From the middle of the room she looked back — her face was red, splotchy, and most likely as hot as I felt mine to be; she gave me a strange, soft smile — I knew she was heading for her father's study, but I waited for my emotions to subside; again she was the stronger, which made me feel as if she had torn herself from my body, a feeling that would not subside, because as she was standing there smiling, in the middle of the room filled with flickering green shadows, I heard myself think, in Kálmán's voice, I should have screwed her; it was as if in his stead I had bungled something he had been waiting for in vain.
And the reason I called her smile strange is that it had neither disdain nor mockery but, if anything, perhaps a touch of sadness, meant more for herself than for me: a wise smile, a mature smile that tried to solve this seemingly insoluble problem not with the superficiality of force but by sensibly accepting the notion that when you are unhappy in a given situation, when you get no satisfaction from it, then you must, without repudiating anything, change it.
The slightest change in our situation holds out hope; even a restless little stirring can offer hope.
And this is so even if the new situation, like the one Maja was now offering to me and to herself as she headed for the other room, seemed at least as insoluble, and ethically as disastrous, as the previous one; still, it was a change, and change has an optimism of its own.

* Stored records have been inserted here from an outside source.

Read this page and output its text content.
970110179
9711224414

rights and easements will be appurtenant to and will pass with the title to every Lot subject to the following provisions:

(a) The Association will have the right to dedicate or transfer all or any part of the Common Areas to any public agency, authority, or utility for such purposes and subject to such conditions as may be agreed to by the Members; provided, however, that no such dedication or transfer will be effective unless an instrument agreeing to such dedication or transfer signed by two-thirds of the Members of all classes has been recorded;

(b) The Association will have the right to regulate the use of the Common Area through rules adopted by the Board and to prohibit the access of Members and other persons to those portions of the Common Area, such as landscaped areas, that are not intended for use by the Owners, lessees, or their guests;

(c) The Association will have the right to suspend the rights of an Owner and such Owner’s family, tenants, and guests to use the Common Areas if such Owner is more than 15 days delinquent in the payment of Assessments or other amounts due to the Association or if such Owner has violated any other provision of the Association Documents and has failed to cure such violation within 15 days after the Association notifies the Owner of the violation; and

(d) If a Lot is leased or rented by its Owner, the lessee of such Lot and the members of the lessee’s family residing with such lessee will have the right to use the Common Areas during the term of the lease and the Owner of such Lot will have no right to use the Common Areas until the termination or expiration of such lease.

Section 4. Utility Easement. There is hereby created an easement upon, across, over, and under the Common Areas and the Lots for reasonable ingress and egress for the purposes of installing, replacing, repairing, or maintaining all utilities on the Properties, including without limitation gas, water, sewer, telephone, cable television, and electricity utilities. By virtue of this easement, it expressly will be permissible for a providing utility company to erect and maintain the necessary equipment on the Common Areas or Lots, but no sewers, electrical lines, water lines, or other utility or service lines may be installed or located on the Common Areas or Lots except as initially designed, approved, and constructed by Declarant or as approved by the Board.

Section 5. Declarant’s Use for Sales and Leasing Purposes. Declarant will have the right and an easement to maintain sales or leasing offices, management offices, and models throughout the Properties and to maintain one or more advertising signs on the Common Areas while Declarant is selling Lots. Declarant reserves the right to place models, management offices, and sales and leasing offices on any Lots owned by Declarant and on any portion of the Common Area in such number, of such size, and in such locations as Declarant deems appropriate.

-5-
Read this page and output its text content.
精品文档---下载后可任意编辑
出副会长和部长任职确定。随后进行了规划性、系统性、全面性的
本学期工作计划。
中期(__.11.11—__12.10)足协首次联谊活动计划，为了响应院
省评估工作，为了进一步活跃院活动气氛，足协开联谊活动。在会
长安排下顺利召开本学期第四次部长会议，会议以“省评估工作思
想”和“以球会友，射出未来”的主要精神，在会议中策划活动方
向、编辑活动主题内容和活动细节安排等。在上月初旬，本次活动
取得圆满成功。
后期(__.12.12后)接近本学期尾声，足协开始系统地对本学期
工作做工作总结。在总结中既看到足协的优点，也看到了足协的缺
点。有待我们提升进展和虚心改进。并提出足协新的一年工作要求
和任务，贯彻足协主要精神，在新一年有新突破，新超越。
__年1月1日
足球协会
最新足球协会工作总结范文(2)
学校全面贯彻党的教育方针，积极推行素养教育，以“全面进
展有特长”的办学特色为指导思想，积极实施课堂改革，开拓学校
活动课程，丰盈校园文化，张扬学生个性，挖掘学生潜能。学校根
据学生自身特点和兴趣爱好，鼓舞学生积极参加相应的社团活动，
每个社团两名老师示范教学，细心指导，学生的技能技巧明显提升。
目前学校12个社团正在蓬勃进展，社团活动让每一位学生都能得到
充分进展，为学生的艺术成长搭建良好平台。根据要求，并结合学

There I sat on her rumpled bed, my heat still feeling hers, all that heat and energy which ultimately had been conducted nowhere stayed in me, in the bed, in her, while the room looked back at us impassively, coolly; I could not break out of that heat to obey her summons now, and not only because my body wasn't presentable but because her smile generated new waves of gratitude and realization in me.
Today this realization seems more like obtuseness, and I think the reason I felt such great but by no means obligatory gratitude was that she was a girl, and though I didn't feel like poking around in her father's papers, I knew I was going to follow her.
It was as if she knew better, knew that our secret search would produce the same aching excitement in our bodies that could not be gratified before.